There was a thirty-second crescendo of fire from the NVA soldiers closest to the center of the X, and then it seemed that they had scattered under the heavy return fire. The NVA farthest away were still blazing away. Their AK-47 automatic rifles had a cracking, bone-chilling report. Mastrion tried to count the number of tracers burning over his prone figure, but gave up. There were NVA strung out to the southwest from the point of contact, and still more to the northeast, although he could not get a feel for how many there were in that direction. He estimated that he was up against two companies, and called for reinforcements.

Lieutenant Colonel Weise, in position to attack An My, returned to radio silence after a quick reply: “This is Dixie Diner Six. You’re on your own. If I come over there with Foxtrot or Echo we’re gonna be Marines fighting Marines.”

Having been told by Captain Mastrion to bring in the artillery, Lieutenant Acly lay on his stomach with his radioman, fumbling in the dark to find his map and his red-lensed flashlight. The red lens preserved a man’s night vision. The light was not invisible, however, and Acly tried to work up the mission as fast as he could—before the NVA phantoms could spot him. Acly got a fire mission from A/1/12, a 105mm battery at Camp Kistler, as well as 81mm fire from BLT 2/4’s prepositioned tubes at Alpha 1. The rounds whistled overhead, flashbooming in the dark as Acly walked them to within two hundred meters. A platoon radioman reported on Mastrion’s company net that several NVA had broken from cover. Acly copied the grid coordinates and adjusted the arty. The voice on the radio said that it was right on target.

Golf Company was later credited with eight kills. Meanwhile, Marines were shouting and still shooting, and sporadic, ineffective NVA fire was zipping in from a distance as Golf
consolidated in an area of low mounds about fifty meters west of the contact area. The company’s senior Navy corpsman approached Mastrion then and told him that the man with a head injury was most likely going to die “if we don’t get him out pretty quick and get him to a doctor.” Mastrion turned to his forward air controller (FAC), a young lance corporal instead of the lieutenant normally assigned to the job, and said, “Okay, have ’Em get an emergency medevac. Call me when he gets here, and I’ll try to find out between now and then what the situation is. If we can, we’ll get the head injury out; if not, we’re going to wave the medevac off.”
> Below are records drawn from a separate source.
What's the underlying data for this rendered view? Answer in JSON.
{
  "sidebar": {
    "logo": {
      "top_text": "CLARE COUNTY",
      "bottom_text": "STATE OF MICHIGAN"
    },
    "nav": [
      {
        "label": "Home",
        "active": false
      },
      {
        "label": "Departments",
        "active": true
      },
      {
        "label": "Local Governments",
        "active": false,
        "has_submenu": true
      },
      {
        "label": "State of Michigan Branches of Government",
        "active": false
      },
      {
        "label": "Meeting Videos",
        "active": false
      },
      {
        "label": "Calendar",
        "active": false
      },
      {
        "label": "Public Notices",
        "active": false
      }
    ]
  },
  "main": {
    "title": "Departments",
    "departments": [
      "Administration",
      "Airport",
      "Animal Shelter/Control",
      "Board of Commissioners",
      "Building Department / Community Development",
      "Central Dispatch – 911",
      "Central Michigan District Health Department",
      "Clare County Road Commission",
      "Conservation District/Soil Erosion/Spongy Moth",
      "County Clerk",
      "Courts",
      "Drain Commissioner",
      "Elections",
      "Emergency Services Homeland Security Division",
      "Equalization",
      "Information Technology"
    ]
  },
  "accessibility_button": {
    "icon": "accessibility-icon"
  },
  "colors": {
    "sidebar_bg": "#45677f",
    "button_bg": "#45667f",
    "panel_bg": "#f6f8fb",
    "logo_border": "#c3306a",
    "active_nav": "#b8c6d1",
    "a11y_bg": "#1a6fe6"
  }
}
The FAC placed four unlit strobe lights at the corners of a fifty-by-fifty-meter square to mark the landing zone. The wounded were gathered there with designated litter teams. A night medevac in a potentially hot landing zone (LZ) was risky, and the FAC had argued against it. Mastrion, however, thought they could pull it off. He calculated that Golf Company was about four hundred meters east of an unnamed hamlet they had reconned that afternoon. He figured the NVA to have retreated to that cover, and he instructed Lieutenant Morgan of Golf Two to dispatch a squad-sized patrol to confirm that the NVA were actually at this relatively safe distance.